Holger is determined not to answer the question he poses, so he follows it with a non sequitur. Even if "e-cigarettes pose dangers to our health," of course, that does not mean they are just as hazardous as conventional cigarettes. In fact, as Public Health England (PHE) emphasizes in a recent report, they are something like 95 percent safer.
Holger avers that "e-cigarettes contain plenty of cancerous chemicals" and "their fair share of toxic chemicals," statements that are utterly uninformative in this context. How much, after all, is "plenty" or "their fair share"? As the PHE report notes, "most of the chemicals causing smoking-related disease are absent and the chemicals which are present pose limited danger" because they are typically present at very low levels.
Later Holger concedes that "e-cigarettes might not have the same carcinogenic materials as cigarettes (like tar)." There is no might about it, since e-cigarettes do not burn tobacco or anything else. For the same reason, Holger is clearly wrong when he states that "e-cigarettes might create the equivalent of secondhand smoke."
Similarly, citing evidence of short-term changes in airway resistance during vaping, Holger warns that "e-cigarettes have negative effects on lungs." But as Siegel notes, these effects are far less serious than the respiratory damage caused by smoking, and smokers who switch to vaping "experience an immediate improvement in their respiratory symptoms and lung function."
Holger asserts that "e-cigarettes are just as addictive as smoking tobacco," based purely on the observation that they contain nicotine. But as Siegel notes, research indicates that vapers score lower than smokers on measures of dependence, possibly because e-cigarettes do not deliver nicotine as efficiently as the conventional kind. More to the point, addiction to cigarettes is a concern mainly because of the harm it causes, and vaping causes much less harm.
Like CDC Director Tom Frieden, Holger warns that "e-cigarettes could be a gateway into tobacco products for youth." As the PHE report points out, it's not clear what that means.
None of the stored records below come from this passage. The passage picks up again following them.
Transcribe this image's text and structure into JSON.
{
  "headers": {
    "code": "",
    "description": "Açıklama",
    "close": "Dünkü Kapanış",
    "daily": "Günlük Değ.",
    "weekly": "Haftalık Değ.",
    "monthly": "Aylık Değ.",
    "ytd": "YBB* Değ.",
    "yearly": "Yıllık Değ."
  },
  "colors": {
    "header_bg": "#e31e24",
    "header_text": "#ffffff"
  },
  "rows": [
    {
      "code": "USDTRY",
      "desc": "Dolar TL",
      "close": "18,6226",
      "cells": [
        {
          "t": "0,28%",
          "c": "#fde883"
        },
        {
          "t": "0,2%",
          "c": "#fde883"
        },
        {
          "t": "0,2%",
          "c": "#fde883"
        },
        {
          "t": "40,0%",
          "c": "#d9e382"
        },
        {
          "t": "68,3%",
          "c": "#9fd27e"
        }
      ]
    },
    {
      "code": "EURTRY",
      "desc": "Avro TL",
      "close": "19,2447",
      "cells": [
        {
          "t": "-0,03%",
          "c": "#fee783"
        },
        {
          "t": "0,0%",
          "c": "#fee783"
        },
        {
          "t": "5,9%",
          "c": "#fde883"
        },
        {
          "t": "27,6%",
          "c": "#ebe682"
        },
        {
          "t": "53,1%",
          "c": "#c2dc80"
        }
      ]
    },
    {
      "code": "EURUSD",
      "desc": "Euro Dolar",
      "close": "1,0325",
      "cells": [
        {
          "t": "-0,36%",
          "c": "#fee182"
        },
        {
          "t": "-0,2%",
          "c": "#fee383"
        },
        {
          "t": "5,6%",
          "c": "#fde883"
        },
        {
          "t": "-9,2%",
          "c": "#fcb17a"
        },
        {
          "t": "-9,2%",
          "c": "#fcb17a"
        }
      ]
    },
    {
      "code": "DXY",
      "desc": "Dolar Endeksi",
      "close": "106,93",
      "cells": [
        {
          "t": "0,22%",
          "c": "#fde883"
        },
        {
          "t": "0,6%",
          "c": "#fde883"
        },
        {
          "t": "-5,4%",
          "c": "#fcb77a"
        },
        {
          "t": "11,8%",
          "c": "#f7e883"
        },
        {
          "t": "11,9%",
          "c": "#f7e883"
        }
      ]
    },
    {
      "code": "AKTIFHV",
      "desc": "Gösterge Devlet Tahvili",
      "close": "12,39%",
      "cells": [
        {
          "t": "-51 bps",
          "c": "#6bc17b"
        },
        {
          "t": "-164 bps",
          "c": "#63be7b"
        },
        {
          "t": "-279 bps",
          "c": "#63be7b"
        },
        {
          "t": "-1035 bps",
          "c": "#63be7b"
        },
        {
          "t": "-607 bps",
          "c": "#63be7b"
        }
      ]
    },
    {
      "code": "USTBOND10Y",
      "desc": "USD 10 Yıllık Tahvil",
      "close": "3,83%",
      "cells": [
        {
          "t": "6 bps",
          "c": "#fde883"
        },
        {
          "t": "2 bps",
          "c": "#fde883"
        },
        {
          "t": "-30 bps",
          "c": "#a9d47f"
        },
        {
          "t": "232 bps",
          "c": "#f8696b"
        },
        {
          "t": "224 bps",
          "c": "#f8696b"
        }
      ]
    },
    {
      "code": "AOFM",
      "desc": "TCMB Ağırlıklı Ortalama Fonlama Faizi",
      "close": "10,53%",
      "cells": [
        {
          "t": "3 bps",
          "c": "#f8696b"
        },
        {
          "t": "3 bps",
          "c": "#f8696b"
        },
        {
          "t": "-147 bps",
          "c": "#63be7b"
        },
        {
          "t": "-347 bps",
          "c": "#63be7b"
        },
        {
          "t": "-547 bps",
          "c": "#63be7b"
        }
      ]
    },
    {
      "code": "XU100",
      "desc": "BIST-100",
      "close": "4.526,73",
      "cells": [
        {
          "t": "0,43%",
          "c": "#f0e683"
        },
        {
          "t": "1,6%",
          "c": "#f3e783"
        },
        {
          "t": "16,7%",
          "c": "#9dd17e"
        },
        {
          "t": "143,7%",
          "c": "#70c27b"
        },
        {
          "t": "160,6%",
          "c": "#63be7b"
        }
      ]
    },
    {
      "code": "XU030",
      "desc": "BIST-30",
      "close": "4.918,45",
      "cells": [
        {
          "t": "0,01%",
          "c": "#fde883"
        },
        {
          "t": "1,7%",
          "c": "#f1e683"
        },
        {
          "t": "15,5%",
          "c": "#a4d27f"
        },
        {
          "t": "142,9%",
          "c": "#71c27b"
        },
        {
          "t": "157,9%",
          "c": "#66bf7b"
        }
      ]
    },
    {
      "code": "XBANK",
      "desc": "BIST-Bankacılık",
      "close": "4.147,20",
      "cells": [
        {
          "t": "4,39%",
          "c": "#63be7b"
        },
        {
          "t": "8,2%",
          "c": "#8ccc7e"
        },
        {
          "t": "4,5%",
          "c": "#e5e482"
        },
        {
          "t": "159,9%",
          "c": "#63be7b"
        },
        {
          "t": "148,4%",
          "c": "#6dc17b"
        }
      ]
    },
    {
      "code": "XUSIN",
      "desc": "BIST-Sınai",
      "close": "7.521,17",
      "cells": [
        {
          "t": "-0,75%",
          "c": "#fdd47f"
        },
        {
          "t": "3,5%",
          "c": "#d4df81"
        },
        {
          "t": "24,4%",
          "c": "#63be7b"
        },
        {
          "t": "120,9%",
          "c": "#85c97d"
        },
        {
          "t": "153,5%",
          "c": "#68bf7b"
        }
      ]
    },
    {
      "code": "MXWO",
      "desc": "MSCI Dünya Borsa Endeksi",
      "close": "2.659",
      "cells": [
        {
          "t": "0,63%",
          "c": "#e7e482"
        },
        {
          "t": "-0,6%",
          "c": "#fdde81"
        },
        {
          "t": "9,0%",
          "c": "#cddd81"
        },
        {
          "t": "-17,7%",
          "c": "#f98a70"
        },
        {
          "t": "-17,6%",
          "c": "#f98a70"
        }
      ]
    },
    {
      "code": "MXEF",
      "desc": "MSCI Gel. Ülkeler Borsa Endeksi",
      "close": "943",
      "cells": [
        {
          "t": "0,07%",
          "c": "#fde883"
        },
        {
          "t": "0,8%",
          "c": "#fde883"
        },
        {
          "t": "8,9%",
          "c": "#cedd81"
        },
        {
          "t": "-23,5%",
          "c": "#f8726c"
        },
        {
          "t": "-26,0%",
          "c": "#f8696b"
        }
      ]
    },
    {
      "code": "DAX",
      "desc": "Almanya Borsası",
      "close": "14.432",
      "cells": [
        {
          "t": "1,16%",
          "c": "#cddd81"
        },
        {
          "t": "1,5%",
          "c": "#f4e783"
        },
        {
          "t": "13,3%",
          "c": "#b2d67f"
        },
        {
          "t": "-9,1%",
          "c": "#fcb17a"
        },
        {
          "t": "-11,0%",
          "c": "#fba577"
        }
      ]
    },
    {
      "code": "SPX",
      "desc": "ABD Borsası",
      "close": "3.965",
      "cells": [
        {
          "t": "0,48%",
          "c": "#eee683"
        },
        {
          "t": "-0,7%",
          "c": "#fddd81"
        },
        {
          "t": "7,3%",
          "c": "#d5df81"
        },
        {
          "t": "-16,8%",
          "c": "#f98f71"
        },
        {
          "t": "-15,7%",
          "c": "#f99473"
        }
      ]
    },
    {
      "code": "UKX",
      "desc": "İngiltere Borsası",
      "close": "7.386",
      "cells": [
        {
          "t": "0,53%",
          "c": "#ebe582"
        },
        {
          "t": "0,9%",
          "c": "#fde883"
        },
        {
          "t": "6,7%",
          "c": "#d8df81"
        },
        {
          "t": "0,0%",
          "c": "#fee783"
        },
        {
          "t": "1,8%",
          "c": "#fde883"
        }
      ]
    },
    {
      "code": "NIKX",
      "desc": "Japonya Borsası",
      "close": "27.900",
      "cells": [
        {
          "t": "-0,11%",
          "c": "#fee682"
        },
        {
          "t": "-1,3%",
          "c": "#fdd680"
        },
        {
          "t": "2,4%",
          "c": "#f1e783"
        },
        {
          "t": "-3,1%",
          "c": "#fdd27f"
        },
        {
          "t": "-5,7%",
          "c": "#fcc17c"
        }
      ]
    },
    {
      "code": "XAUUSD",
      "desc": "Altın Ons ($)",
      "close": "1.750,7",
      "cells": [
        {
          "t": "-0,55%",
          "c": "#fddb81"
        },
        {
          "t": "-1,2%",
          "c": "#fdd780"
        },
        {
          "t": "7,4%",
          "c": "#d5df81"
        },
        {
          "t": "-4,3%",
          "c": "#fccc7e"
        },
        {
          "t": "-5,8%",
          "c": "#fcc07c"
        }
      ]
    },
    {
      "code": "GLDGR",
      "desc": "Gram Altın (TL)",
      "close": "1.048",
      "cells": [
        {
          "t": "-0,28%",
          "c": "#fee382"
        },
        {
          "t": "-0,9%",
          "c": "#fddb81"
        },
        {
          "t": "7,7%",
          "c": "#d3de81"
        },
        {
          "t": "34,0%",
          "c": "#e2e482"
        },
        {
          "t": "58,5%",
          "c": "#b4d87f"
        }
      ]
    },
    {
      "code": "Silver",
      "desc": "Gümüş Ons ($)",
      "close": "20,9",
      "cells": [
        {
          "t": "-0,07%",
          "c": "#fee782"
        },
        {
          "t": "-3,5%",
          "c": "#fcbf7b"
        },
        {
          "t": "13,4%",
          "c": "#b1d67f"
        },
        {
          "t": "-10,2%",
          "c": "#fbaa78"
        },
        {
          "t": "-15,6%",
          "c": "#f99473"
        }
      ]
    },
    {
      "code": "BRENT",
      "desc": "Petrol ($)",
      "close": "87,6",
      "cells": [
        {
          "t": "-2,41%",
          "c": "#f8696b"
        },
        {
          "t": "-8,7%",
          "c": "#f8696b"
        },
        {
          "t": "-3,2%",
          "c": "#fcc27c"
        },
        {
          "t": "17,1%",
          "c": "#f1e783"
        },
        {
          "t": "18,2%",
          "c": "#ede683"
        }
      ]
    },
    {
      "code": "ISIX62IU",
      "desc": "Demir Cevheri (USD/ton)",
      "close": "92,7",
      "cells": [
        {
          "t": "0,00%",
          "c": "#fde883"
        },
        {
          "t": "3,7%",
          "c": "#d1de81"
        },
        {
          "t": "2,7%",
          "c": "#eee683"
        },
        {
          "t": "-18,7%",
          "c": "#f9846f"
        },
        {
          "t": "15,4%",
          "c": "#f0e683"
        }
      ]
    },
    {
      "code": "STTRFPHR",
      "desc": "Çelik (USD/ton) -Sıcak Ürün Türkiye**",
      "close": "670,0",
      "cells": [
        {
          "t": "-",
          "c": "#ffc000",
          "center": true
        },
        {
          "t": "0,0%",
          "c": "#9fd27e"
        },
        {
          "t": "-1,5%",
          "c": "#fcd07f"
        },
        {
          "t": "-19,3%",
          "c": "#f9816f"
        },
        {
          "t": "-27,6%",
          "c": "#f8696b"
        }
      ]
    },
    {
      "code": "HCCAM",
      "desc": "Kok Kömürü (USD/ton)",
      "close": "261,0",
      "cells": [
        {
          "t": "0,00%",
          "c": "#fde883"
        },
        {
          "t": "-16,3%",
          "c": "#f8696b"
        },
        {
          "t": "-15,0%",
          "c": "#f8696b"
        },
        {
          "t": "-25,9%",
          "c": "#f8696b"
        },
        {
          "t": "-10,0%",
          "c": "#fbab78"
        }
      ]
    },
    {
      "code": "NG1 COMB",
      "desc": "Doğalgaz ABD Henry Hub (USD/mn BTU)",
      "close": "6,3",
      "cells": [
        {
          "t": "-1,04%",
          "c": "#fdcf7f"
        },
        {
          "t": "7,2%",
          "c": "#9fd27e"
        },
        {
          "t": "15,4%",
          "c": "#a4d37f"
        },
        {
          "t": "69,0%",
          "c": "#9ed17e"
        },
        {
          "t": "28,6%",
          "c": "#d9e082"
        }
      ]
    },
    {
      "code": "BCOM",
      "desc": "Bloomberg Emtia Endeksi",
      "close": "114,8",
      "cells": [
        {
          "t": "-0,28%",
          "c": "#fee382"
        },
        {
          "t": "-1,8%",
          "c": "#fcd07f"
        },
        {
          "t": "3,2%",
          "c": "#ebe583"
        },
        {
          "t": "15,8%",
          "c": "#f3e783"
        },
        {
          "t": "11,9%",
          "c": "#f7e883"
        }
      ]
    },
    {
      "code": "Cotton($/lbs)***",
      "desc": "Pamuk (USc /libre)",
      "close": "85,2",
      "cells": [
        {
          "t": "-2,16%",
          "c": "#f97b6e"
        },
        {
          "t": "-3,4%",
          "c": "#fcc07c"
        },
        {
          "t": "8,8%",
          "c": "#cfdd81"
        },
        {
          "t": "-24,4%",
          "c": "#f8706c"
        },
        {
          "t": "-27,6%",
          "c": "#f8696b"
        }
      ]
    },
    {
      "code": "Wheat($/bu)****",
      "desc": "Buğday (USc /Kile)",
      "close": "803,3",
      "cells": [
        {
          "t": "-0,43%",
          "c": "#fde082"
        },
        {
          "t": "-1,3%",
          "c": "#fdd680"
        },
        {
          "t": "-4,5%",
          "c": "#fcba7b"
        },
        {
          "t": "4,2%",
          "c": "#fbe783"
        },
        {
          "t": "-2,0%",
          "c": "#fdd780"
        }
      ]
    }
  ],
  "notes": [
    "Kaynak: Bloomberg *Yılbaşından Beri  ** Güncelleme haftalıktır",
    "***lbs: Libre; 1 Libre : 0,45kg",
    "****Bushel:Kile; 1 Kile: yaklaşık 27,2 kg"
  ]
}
But assuming it means vaping leads to smoking among people who otherwise never would have tried tobacco, there is no evidence it is happening. To the contrary, smoking among teenagers continues to fall as vaping rises, as Holger implicitly concedes in the very same paragraph.
Like Ron Chapman, director of the California Department of Public Health, Holger claims "e-cigarettes won't help you quit." How can he possibly know that? Thousands of former smokers say otherwise, and the scientific evidence reviewed by PHE indicates that e-cigarettes "can help people to quit smoking and reduce their cigarette consumption."
If you follow Holger's model, you too can produce brazenly uninformative articles about e-cigarettes. Just remember to 1) implicitly equate e-cigarettes with conventional cigarettes, 2) avoid any clear discussion of relative hazards, 3) deny the existence of former smokers who used e-cigarettes to quit, and 4) mention children, preferably early and often.